Sulle origini della pizza
La spianata di frumento cotta di cui è fatta la pizza nasce nell’antichità come luogo dove posare carne, pesce o verdura, come tovaglia o piatto che poi si mangia, se ne trova traccia in diverse culture. Sembra rispondere alla necessità di essere al tempo stesso arnese, luogo del cibo e cibo stesso che si può consumare in cammino, per strada, in viaggio, dappertutto. “La gestualità dell’impastare, spianare e del mettere a cottura è comune in tutto il mondo antico mediterraneo e mediorientale fino all’India”, osserva l’antropologo Franco La Cecla nel suo “La pasta e la pizza”. I napoletani recuperarono e trasformarono questa lontana usanza in un prodotto locale, un piatto tipico con caratteristiche tutte sue, urbano e popolare.
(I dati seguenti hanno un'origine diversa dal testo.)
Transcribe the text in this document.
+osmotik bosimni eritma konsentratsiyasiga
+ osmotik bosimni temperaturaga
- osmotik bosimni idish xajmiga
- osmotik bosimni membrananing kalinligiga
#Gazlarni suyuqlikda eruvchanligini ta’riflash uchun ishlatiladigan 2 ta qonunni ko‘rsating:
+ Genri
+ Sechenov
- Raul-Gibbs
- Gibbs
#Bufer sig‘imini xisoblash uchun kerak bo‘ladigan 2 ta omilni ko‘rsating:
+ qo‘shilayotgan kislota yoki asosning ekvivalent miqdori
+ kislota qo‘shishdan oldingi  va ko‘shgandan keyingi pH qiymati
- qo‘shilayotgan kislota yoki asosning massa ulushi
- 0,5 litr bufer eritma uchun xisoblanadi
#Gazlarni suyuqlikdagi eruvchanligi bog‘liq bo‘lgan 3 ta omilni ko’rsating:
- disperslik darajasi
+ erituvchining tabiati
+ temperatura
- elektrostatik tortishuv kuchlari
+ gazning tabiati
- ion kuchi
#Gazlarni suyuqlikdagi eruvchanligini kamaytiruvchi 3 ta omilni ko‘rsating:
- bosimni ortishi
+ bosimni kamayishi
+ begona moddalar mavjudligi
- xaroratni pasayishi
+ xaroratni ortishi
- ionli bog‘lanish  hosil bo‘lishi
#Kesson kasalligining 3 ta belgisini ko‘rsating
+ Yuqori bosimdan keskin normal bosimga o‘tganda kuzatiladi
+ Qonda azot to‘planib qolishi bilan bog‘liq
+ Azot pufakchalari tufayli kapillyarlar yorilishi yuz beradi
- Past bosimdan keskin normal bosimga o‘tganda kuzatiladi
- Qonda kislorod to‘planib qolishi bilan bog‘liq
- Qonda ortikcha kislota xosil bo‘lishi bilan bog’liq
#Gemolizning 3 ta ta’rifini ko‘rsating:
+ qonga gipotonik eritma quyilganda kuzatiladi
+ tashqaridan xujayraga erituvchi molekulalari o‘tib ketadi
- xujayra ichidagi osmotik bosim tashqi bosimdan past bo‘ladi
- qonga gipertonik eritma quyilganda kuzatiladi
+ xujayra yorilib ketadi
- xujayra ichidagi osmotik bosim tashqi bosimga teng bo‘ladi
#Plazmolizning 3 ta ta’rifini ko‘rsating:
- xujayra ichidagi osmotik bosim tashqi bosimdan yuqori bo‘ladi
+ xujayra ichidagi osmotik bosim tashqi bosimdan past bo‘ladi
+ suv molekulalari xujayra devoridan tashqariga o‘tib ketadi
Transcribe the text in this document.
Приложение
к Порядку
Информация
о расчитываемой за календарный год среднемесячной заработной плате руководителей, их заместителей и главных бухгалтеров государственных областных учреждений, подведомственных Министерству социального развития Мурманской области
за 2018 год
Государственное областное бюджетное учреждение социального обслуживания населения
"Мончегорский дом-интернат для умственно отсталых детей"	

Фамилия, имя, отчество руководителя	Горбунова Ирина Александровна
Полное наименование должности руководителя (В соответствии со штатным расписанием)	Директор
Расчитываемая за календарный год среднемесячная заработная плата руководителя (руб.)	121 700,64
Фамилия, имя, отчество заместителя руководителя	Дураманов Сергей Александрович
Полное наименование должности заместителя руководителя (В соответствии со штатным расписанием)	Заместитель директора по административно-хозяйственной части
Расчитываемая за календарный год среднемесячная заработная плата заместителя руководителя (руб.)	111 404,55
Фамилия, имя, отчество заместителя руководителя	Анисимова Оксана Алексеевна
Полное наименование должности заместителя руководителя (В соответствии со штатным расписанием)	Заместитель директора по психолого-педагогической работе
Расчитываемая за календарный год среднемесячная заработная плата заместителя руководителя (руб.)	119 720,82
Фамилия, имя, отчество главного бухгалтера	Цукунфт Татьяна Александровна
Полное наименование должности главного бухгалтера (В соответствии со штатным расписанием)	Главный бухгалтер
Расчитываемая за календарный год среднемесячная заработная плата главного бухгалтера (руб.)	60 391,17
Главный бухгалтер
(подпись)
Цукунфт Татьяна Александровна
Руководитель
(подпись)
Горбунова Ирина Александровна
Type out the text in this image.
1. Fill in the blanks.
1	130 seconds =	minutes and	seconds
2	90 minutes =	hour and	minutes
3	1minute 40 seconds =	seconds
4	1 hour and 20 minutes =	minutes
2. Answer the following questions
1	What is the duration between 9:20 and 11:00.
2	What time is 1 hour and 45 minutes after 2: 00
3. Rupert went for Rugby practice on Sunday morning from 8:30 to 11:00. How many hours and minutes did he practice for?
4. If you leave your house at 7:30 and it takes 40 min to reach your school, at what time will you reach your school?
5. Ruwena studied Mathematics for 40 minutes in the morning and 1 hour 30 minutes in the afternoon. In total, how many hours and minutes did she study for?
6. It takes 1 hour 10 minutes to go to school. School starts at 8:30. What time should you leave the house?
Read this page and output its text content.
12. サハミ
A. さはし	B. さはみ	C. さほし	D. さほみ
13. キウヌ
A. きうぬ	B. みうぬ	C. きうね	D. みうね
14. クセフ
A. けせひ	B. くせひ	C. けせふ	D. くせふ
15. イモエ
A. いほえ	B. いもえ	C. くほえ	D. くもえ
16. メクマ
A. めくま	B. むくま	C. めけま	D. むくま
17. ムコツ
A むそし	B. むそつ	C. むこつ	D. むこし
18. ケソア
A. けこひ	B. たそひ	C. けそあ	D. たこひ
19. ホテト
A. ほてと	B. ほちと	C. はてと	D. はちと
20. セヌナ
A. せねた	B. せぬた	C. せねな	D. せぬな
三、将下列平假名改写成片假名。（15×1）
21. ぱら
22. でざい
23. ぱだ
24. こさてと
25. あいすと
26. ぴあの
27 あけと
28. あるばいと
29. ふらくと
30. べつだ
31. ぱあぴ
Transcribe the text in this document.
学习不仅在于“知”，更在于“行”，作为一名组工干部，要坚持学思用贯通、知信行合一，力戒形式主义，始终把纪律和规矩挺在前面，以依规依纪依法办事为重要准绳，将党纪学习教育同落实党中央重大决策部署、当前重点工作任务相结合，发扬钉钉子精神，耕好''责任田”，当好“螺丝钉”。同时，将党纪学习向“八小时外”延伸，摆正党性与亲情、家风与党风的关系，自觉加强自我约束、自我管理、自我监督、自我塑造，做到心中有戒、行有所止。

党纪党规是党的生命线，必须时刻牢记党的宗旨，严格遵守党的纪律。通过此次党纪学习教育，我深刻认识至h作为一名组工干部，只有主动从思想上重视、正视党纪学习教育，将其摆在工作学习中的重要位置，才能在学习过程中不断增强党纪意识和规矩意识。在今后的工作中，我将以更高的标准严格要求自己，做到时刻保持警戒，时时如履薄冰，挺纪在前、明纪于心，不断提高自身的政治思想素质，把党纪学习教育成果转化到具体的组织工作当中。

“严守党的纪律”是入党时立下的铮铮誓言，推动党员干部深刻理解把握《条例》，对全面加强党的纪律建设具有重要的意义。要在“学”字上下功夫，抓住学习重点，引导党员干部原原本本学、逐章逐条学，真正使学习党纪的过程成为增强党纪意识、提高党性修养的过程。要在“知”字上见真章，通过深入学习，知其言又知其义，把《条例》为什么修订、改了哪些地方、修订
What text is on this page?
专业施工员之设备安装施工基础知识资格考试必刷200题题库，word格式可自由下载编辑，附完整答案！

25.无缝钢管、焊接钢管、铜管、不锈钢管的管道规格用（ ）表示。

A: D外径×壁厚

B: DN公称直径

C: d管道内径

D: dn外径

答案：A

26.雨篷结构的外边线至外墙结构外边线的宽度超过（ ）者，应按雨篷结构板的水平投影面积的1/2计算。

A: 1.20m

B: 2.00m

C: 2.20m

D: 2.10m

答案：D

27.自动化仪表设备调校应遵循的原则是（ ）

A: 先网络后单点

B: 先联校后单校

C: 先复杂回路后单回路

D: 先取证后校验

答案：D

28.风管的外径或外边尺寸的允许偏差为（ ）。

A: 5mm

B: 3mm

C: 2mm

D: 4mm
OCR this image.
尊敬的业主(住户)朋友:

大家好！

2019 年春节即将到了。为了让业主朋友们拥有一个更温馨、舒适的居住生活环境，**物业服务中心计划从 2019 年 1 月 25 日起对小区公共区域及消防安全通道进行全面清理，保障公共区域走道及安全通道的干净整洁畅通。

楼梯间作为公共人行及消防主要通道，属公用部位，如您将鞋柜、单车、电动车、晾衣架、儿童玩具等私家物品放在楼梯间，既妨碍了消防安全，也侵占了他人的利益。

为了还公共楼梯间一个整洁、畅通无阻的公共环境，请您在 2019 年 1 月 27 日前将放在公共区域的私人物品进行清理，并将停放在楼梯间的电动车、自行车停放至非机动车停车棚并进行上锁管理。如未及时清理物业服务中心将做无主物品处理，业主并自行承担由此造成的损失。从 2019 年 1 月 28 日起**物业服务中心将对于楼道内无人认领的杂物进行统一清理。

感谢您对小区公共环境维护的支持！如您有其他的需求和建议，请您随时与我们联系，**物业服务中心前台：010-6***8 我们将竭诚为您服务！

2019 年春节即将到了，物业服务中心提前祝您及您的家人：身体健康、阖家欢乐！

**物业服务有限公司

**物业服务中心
Le prime pizzerie napoletane di cui si ha notizia si collocano temporalmente tra la fine del 600 e l’inizio del 700 e sono conosciute come “laboratori” o fornai dove s’impasta, cuoce e si compra la pizza. E’ verso la prima metà del 700 che alcuni di loro predisporranno un’area apposita con i tavolini per la consumazione in loco. La pizza con il pomodoro (prima metà del 700) conquistò tutti, anche i sovrani borbonici, ed ebbe successo tra i sovrani della Casa Savoia, tanto che proprio alla Regina Margherita di Savoia nel 1889, il pizzaiolo Raffaele Esposito dedicò la pizza che per il colore bianco della mozzarella, verde del basilico, e rosso del pomodoro, divenne simbolo del vessillo tricolore, e la denominò Margherita. La Real Casa rilasciò a Esposito un attestato che conferì alla pizza margherita il rango di cibo patriottico e risorgimentale, icona dell’identità italiana. Dal 5 febbraio 2010 la pizza napoletana è ufficialmente riconosciuta come specialità tradizionale garantita dall’Unione Europea, e nel 2017 l’Unesco ha dichiarato l’arte del pizzaiolo napoletano come patrimonio immateriale dell’umanità.